Checkpoint archival on completion (not deletion). Recovery state is preserved for debugging failed autoship runs.
/ideate brainstorming skill (parallel divergent agents + adversarial filtering)
Research agents in /plan-eng-review (codebase analyst, history analyst, best practices researcher, learnings researcher)

Depends on: R1 (learnings for research agents), R2 (review army for quality), R3 (session intelligence for persistence), R4 (adaptive ceremony for speed).

#Release 6: "Execution Studio" — NOT YET SHIPPED

Headline: Parallel execution infrastructure.

What ships:

Swarm orchestration: multi-worktree parallel builds. Builds on Conductor workspace handoff from /checkpoint (R3). An orchestrator skill dispatches independent workstreams to parallel agents, each with its own worktree.
Codex build delegation: auto-detect when to delegate implementation to Codex CLI based on task type (boilerplate, test generation, mechanical refactors).
PR feedback resolution: parallel comment resolver across review platforms.
/onboard: auto-generated contributor guide from codebase analysis.
/triage-prs: batch PR triage for maintainers.

#Release 7: "Design & Media" — NOT YET SHIPPED

Headline: Visual design integration.

What ships:

Figma design sync (pixel-matching iteration loop)
Feature video recording (auto-generated PR demos)
Cross-platform portability (Copilot, Kiro, Windsurf output)

#Risk Register

#Proxy signals as permission to skip scrutiny

(Identified by Codex review, 2026-04-01)

/health scores, clean review history, and timeline patterns are useful signals. They are not proof of safety. If those signals feed ceremony reduction AND /autoship, the failure mode is rare, silent, high-severity mistakes. Mitigations:

Certain change classes never fast-track (migrations, auth, infra, new endpoints).
Trust degrades gradually, not binary reset.
/autoship always runs FULL ceremony on its first run per project. Trust is earned.

#Stale context recovery

(Identified by Codex review, 2026-04-01)

Context recovery can inject wrong-branch state, obsolete plans, or invalid checkpoints. Mitigations:

Checkpoints include branch name in YAML frontmatter.
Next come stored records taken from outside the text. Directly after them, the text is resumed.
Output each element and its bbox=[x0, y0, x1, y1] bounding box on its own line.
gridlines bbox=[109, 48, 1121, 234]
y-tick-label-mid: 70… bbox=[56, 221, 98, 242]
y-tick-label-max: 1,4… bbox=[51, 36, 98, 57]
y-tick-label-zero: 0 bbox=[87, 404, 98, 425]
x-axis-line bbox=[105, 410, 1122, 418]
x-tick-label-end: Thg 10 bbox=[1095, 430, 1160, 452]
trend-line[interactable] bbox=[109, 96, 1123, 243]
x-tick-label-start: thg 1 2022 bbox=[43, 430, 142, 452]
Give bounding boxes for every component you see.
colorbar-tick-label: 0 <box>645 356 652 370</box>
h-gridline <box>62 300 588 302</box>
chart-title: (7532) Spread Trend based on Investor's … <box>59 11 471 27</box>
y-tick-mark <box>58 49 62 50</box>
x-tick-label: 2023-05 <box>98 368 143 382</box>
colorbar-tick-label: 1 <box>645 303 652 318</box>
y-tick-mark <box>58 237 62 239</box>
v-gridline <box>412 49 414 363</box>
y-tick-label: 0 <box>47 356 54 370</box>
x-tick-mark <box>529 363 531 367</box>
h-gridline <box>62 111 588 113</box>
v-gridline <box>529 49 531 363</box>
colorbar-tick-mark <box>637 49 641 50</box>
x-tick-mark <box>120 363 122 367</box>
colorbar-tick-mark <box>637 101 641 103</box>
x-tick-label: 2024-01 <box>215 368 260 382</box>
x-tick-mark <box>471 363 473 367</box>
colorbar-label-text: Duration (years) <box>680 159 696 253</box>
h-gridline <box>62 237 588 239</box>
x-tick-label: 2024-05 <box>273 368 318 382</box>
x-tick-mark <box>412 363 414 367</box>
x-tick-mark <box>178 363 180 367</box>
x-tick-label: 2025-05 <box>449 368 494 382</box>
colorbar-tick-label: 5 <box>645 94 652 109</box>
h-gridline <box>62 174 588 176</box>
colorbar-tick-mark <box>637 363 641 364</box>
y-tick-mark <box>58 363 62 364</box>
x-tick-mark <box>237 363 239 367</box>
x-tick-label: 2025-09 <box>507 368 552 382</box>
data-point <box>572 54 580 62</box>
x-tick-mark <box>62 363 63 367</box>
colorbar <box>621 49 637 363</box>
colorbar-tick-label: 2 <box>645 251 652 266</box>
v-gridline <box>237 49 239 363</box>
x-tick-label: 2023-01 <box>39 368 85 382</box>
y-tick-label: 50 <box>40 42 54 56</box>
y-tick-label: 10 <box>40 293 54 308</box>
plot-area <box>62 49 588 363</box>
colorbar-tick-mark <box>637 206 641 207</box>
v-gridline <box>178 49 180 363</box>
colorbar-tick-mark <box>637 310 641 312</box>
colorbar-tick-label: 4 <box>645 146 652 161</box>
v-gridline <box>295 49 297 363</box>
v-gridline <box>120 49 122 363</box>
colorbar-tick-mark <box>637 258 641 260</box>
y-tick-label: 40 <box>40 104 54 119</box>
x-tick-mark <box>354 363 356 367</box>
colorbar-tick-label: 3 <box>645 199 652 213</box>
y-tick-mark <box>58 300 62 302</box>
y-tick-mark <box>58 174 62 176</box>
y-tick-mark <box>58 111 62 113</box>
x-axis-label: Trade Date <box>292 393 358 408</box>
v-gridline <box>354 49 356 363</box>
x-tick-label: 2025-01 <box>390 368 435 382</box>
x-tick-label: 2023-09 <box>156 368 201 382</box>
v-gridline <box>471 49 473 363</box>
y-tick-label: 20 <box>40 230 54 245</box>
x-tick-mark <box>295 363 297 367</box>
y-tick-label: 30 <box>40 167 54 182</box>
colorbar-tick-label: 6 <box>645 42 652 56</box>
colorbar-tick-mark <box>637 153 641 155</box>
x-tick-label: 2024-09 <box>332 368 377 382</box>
Context recovery filters by current branch.
Timeline grep filters by branch before showing LAST_SESSION.
Stale artifact detection: if checkpoint is >7 days old, note it as potentially stale rather than presenting as current.

#Validation metrics needed

(Identified by Codex review, 2026-04-01)

Before shipping R4 (Adaptive Ceremony), measure:

Predictive suggestion accuracy (did the user run the suggested skill?)
Trust policy false-skip rate (did fast-tracked PRs have post-merge issues?)
Context recovery accuracy (did recovered context match actual state?)
/health score correlation with actual code quality (do high scores predict fewer production bugs?)

These metrics should be collected during R3 usage and reviewed before R4 ships.

#Acknowledged Inspiration

The self-learning roadmap was inspired by ideas from the Compound Engineering project by Nico Bailon. Their exploration of learnings persistence, parallel review agents, and autonomous pipelines catalyzed the design of GStack's approach. We adapted every concept to fit GStack's template system, voice, and architecture rather than porting directly.